Воротаев, который вконец ослаб и непрестанно доставал из Фединой бескозырки горьковатый, но все же освежающий снег, приказал подпустить немцев как можно ближе, чтобы достать их гранатами.
Немцы шли во весь рост, по обыкновению пьяные, паля на ходу из автоматов. Они кричали, тогда как батарейцы безмолвствовали, и это приводило в трепет старого Терентия.
Молчи, молчи, папаша! — говорил ему мичман Ганичев, видя, что старик вот–вот панически закричит. — Чуешь, что говорю тебе? Закрой глаза и молчи! Молчи!
Старик в отчаянии огляделся по сторонам. Он увидел Билика, очень бледного, с вылезшим из–под скосившейся повязки чубом, придавшим ему лихой, воинственный вид, увидел Озарнина, который щурил близорукие глаза на приближающихся немцев, и устыдился, что он, старый солдат, повидавший виды еще в ту войну, так слаб сердцем.
Озарнину казалось, что немцы еще довольно далеко, он не различал лиц на таком расстоянии, а видел что–то тусклое, серовато–зеленое, как дощатый забор.
На всякий случай он держал пистолет наготове, чтобы не даться живьем.
Справа был пулемет, которому, пожалуй, пора было начинать, и Озарнин испугался, не случилось ли несчастья с пулеметчиками.
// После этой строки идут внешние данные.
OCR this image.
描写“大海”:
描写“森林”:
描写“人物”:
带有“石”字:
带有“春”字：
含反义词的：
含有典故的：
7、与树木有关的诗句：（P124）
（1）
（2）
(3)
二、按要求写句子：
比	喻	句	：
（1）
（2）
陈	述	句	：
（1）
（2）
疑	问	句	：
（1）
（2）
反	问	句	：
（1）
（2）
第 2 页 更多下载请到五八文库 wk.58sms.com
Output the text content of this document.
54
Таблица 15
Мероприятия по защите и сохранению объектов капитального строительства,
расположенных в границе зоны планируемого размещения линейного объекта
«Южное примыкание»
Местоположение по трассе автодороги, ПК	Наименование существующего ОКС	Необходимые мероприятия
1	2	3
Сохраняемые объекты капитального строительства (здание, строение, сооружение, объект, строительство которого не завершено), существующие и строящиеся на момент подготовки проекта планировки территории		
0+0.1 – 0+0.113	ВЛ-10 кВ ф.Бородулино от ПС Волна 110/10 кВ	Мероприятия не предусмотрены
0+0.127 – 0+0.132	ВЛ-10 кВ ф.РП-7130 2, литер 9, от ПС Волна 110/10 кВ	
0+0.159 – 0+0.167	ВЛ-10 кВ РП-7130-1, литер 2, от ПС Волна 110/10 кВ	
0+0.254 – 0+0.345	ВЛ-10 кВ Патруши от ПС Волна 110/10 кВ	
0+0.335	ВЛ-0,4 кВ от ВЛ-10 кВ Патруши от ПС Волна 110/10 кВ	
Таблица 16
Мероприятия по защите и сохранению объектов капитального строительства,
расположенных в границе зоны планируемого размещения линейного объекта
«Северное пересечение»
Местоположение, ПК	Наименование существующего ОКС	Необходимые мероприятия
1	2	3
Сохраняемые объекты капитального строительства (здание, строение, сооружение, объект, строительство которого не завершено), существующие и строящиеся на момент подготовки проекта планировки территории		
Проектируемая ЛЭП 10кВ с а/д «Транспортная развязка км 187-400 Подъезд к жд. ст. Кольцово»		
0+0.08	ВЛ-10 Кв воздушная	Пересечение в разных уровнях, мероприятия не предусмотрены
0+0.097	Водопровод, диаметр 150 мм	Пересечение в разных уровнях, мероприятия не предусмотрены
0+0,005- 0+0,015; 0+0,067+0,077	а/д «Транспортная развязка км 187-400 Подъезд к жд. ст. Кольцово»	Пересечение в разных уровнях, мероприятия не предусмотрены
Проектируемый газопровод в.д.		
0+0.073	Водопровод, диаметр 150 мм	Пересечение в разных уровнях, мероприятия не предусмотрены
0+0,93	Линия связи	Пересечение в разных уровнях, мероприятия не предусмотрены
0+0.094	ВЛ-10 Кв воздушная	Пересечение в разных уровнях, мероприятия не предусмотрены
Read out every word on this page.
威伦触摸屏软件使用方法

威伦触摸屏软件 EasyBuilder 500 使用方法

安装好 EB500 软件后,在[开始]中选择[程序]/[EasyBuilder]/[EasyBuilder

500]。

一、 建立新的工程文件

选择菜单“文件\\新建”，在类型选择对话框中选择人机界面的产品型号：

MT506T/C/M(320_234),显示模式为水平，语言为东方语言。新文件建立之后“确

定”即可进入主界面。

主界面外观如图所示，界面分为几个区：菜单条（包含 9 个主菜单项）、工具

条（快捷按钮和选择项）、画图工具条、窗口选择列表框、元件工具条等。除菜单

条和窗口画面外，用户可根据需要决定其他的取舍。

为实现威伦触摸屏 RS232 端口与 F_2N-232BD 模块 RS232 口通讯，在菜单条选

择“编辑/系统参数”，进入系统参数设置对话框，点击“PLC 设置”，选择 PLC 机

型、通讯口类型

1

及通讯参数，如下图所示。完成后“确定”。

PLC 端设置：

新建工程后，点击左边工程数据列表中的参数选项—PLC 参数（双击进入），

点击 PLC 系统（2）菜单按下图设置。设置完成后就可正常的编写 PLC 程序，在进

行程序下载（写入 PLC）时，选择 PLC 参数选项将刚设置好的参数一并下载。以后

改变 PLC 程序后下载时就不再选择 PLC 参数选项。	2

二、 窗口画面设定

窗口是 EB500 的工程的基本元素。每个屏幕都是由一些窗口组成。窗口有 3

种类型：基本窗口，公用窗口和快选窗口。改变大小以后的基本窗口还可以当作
Нет, с ними ничего не случилось. Их было двое: Федя и рыжий кок Шалва Лебанидзе. Прильнув к амбразуре, они следили за приближением врагов, ожидая того мгновения, когда можно будет внезапным огнем остановить и опрокинуть их. Немцев следовало подпустить близко, очень близко, но не слишком, чтобы они не смогли одним броском преодолеть оставшееся расстояние и ринуться в рукопашную. Вместе с тем нельзя было торопиться, чтобы не дать им опомниться и залечь. Задача требовала хладнокровия, выдержки, зоркости, спокойствия, а откуда было все это взять, ежели Федя совсем изнемог и сдал от усталости, голода и недосыпания. Да и не ждать же, пока вплотную приблизится немец, не ждать же «ката, чтобы он нас за хрип и на рею», по выражению этого собачьего сына Бирилева. К тому же Федю днем слегка задело взрывной волной и теперь сознание воспринимало все, точно запотелое зеркало, — тускло и расплывчато. А тут еще кок Лебанидзе нервничал и что–то испуганно и неясно бормотал.
Никогда еще от Феди не требовалось такого напряжения всех его умственных, физических и нравственных способностей. Он был отличный снайпер, терпеливый, умелый и решительный охотник за «языками», отважный человек, он всегда готов был встретить опасность лицом к лицу, хотя и не обладал той чуткостью, которая безотчетно предостерегает человека от удара в спину. Теперь ему представилась совершенно непосильная задача: нельзя было позволить врагам перейти какую–то черту и нельзя было напасть на них прежде, чем они не достигнут этой черты, а вот где проходит эта невидимая черта, он определить не мог.